Mérida, Yucatán — With over a decade of work dedicated to bird protection, the Santa María Project is a space committed to the rescue, rehabilitation, and monitoring of urban birds, particularly parrots, in Yucatán. At the facility, more than 200 birds, representing 12 of the 22 species found in Mexico, receive the care and rehabilitation they need to be reintegrated into their habitat and regain their freedom.
“The latest count revealed seven species, seven species already present, and of which not all were, for example, the White-fronted Amazon was not in Yucatán, it is now in Mérida; it was not in Yucatán, it was on the peninsula, now we can say it is in Yucatán and reproducing,” said Pierre Medina, director of the Santa María Project. “The Yellow-lored Amazon is a parrot that also was not in Yucatán; however, there is now a very important population in Mérida, reproducing every season. The Military Macaw is the largest parrot in Mexico, which also was not registered in Yucatán; however, we have one in Mérida that has been registered in the north, and we also have one that visits us here at the management unit, so these are species that are already here, living and flying in Yucatán.”
“Patachín,” a 17-year-old Yellow-headed Amazon parrot, is a clear example of what a cage and captivity can do to these species.
“What we want to promote is that parrots be free; this is a species that has culturally been adopted as a pet when in reality it is not,” said Camila Castrejón, a member of the Santa María Project. “What we want to convey, through this empathy that has been created as a pet—’oh it’s so cute, it talks to me’—and I think that in the end people develop genuine affection for them, it’s just that the way of showing it is not the right one. We reflect this by showing how the parrot, a species with which empathy has been built, is better off free.
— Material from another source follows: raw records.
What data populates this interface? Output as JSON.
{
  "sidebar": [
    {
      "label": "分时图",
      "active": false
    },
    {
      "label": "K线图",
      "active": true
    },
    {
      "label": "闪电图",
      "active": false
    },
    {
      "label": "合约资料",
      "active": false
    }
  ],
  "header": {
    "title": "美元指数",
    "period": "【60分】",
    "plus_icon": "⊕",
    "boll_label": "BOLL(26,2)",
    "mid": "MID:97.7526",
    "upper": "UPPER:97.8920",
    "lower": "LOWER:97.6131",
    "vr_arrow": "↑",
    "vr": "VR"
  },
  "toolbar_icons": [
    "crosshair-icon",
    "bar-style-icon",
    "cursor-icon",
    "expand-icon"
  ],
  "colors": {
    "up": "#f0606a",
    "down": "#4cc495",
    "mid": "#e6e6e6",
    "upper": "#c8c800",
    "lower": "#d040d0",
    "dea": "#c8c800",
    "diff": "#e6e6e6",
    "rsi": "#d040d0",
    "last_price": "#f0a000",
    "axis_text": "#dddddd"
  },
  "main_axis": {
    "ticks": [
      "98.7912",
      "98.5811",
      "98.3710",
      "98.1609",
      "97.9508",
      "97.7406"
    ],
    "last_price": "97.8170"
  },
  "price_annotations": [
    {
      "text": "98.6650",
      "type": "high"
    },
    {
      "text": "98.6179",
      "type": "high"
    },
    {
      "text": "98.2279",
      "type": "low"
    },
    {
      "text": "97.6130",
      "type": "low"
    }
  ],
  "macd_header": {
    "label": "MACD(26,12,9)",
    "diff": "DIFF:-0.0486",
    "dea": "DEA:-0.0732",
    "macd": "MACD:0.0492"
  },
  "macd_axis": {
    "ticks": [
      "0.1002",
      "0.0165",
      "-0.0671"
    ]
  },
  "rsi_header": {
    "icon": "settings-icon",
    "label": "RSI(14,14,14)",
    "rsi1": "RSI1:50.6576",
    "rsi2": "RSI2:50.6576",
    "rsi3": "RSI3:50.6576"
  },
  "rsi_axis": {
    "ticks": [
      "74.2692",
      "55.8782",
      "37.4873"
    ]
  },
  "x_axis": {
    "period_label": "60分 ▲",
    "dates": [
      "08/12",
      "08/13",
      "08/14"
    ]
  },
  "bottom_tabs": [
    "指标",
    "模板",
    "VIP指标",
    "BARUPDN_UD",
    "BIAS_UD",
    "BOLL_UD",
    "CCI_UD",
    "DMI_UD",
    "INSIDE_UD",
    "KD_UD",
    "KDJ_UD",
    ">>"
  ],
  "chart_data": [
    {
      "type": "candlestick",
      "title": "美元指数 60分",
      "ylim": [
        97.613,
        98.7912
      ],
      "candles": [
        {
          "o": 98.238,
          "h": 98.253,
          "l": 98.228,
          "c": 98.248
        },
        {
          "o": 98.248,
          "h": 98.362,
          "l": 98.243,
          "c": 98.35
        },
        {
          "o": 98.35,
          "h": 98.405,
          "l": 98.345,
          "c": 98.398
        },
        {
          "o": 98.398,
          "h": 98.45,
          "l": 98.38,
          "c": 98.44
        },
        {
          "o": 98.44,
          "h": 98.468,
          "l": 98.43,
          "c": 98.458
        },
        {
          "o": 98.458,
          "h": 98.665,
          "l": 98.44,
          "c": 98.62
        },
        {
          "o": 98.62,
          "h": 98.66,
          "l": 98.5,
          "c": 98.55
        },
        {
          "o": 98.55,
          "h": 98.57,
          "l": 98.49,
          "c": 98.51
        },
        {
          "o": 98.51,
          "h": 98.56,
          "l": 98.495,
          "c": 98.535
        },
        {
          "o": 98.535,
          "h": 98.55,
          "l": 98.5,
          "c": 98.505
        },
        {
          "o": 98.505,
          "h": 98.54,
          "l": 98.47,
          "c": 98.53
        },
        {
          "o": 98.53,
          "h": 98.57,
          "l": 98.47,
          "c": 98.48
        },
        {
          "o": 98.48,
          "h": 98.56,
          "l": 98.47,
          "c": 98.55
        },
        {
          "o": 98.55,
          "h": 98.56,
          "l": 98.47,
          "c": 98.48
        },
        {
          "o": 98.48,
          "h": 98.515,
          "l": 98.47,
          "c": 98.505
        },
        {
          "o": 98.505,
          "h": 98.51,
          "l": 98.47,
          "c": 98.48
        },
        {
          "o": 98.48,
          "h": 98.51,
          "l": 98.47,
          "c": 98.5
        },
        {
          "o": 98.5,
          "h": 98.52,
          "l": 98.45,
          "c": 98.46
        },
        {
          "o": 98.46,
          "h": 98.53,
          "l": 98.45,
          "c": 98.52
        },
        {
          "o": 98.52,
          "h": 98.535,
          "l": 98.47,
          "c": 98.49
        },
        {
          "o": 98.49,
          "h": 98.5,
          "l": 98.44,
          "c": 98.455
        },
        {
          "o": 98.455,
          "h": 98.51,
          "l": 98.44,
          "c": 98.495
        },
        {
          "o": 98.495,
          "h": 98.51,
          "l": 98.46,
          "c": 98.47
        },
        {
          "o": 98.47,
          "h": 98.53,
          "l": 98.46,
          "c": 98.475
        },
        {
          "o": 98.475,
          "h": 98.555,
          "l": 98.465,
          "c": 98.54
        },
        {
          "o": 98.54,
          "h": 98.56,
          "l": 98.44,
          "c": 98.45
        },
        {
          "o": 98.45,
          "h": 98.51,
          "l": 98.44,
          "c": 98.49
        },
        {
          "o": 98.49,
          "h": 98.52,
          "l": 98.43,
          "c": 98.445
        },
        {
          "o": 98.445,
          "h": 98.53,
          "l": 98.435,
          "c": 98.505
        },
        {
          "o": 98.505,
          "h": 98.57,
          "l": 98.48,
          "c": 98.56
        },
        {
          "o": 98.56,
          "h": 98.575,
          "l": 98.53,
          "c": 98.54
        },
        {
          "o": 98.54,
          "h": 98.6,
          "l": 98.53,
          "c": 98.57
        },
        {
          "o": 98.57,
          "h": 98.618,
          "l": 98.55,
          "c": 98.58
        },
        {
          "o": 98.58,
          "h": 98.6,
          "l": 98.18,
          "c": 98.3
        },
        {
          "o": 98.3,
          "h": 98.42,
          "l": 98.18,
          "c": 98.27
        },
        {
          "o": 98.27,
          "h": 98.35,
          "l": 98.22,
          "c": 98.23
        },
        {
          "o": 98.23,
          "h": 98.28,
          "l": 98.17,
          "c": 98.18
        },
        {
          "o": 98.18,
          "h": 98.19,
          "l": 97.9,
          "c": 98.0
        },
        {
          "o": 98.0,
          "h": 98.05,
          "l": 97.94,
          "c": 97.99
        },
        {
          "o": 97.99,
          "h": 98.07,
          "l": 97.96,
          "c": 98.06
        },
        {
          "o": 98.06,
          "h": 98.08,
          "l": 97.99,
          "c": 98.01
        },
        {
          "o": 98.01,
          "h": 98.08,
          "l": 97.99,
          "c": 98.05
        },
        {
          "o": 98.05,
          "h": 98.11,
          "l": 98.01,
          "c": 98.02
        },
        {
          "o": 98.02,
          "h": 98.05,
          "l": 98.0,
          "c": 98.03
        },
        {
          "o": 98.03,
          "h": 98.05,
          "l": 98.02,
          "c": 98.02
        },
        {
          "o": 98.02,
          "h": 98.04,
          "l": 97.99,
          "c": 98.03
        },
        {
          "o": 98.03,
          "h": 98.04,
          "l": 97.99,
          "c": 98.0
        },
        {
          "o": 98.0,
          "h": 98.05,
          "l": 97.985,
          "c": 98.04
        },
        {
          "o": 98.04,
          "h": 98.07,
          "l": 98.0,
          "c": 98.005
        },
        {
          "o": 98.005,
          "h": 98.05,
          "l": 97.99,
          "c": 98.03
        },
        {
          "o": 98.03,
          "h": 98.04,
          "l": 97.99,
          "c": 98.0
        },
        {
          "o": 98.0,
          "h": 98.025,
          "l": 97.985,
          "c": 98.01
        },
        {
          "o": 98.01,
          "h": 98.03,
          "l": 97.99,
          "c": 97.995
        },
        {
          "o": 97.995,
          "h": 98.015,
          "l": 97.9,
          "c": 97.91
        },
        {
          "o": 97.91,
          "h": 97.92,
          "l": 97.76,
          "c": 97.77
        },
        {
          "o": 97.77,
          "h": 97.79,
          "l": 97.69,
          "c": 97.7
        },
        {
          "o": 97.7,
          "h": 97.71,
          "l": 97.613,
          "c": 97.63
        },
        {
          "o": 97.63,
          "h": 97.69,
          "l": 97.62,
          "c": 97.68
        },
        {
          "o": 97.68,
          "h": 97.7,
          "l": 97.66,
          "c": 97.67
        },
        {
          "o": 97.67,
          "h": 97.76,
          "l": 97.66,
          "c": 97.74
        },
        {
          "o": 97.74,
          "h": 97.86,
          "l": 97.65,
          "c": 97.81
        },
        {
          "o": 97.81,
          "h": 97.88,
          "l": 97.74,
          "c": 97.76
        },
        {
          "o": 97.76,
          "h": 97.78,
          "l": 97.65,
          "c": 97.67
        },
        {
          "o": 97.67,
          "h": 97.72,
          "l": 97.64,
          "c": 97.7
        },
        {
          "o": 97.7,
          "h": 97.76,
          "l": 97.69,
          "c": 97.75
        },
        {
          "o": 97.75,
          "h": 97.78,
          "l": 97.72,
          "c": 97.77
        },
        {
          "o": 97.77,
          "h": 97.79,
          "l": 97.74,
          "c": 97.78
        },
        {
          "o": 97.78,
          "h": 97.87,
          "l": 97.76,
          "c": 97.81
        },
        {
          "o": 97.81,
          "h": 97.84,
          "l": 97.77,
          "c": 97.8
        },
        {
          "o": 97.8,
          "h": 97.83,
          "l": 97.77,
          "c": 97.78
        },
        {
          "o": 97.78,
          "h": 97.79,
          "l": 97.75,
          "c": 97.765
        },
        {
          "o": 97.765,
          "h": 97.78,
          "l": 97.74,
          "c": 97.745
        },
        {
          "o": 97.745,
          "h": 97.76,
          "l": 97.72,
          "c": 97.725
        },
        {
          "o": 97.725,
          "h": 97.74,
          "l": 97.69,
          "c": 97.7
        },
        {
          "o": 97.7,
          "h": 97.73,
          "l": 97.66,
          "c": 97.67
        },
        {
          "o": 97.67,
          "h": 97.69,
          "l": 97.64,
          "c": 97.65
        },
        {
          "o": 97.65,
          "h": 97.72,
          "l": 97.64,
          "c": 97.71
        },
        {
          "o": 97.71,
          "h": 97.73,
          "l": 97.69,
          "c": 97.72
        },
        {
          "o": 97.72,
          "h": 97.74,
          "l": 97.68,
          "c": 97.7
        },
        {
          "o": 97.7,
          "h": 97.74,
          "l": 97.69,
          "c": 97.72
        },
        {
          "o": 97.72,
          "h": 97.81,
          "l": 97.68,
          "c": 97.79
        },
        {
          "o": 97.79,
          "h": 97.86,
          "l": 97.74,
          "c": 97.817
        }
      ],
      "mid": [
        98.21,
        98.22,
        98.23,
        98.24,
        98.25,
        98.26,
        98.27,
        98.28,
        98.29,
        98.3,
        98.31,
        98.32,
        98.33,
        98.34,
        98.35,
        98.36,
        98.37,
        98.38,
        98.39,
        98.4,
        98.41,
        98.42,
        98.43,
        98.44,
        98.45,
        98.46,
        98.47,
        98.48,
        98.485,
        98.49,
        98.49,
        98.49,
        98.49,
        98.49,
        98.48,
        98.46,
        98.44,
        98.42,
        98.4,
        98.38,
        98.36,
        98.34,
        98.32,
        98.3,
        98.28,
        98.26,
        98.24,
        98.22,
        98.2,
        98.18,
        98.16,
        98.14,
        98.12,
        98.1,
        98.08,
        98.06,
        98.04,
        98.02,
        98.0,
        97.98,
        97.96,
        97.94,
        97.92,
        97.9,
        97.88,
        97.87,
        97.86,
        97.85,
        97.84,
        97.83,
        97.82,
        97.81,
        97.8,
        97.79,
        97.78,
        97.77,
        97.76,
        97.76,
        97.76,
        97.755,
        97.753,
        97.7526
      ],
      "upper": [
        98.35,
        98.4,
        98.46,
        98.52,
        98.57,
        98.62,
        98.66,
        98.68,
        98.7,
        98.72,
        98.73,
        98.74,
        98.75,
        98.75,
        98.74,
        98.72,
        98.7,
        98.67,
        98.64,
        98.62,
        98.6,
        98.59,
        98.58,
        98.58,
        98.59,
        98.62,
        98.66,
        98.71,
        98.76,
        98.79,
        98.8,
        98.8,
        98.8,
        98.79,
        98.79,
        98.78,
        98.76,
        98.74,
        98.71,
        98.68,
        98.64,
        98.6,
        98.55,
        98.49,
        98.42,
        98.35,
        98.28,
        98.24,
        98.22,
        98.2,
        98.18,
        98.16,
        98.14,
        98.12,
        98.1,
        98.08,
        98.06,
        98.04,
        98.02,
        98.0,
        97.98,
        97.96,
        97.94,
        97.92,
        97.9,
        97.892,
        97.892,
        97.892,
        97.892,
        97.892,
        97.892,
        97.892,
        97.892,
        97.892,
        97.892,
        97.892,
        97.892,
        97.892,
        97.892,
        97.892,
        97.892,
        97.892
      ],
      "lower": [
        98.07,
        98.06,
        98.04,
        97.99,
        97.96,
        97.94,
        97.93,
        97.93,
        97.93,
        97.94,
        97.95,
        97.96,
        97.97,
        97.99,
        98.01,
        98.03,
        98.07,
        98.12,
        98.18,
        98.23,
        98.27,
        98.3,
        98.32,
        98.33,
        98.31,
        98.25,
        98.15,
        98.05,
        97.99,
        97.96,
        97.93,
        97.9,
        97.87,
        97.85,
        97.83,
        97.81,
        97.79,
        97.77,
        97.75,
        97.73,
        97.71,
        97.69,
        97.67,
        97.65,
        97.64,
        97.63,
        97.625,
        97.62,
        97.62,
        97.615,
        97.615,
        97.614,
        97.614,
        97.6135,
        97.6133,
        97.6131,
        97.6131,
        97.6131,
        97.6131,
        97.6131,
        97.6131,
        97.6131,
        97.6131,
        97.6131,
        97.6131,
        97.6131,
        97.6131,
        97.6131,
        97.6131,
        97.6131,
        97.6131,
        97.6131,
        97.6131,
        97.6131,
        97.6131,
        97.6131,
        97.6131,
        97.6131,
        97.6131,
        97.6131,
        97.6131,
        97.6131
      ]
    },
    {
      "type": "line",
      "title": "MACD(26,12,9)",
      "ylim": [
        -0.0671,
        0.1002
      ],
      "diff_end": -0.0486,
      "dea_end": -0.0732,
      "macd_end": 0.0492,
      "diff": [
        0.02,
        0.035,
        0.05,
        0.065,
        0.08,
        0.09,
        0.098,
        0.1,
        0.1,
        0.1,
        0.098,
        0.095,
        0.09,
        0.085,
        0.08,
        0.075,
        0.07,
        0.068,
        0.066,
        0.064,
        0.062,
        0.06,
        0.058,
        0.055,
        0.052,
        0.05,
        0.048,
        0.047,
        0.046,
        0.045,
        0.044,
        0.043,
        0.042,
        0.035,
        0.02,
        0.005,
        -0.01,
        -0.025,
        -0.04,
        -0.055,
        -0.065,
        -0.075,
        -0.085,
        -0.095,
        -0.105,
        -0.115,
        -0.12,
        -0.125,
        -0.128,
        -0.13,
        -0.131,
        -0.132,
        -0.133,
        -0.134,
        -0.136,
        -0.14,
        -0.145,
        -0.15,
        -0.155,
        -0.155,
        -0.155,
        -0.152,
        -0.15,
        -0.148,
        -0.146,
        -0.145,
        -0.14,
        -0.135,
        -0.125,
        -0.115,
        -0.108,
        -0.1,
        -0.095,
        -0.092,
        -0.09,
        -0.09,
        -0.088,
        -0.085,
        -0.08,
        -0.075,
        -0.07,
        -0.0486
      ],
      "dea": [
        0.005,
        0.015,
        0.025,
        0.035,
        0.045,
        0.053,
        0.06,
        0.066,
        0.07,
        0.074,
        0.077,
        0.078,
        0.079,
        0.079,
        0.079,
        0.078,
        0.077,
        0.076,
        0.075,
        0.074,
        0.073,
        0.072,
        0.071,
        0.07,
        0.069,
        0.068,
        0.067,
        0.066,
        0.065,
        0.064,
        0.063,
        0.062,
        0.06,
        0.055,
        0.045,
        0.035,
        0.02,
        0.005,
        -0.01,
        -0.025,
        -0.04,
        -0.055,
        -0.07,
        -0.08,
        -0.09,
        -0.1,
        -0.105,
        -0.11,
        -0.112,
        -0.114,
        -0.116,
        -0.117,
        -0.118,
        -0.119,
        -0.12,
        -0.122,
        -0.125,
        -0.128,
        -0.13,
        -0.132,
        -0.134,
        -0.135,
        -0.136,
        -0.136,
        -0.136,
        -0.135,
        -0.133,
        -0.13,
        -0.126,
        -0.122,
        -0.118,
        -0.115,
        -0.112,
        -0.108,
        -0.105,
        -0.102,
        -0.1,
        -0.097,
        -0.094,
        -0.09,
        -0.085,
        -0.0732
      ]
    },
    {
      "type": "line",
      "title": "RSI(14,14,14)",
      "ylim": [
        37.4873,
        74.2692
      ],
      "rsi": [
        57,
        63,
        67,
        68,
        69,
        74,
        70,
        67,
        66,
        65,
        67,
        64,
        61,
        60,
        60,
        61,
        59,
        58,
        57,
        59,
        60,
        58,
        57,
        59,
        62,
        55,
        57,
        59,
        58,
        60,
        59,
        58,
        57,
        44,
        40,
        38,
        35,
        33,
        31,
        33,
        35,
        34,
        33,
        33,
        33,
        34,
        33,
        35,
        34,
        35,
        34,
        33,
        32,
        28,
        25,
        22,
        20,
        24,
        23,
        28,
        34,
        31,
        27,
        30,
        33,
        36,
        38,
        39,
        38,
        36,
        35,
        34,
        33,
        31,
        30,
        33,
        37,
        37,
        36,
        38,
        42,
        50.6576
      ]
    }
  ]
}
They live better in freedom, and they fulfill their ecosystem functions such as seed dispersal, the regeneration of trees, and this is part of what they are and their natural functions.”
The Santa María Project is already working on a project with the Mérida City Council so that the Cuxtal Reserve, the largest green lung in Mérida, can be where these rehabilitated birds can be and where new generations can learn to appreciate them in the wild.
“We encourage children to find ways such as ecotourism, like bird watching, to get involved in this game; we call it a bit like playing Pokémon,” said Meztli Hernández, a member of the Santa María Project. “So you go, you see a bird and you register it, catalog how many you have seen, what species you have seen, that is precisely the way we want to reach them.”
Through the Urban Parrot Monitoring program, citizens participate by reporting sightings, which has allowed for the detection of the seven species of parrots that now inhabit Mérida.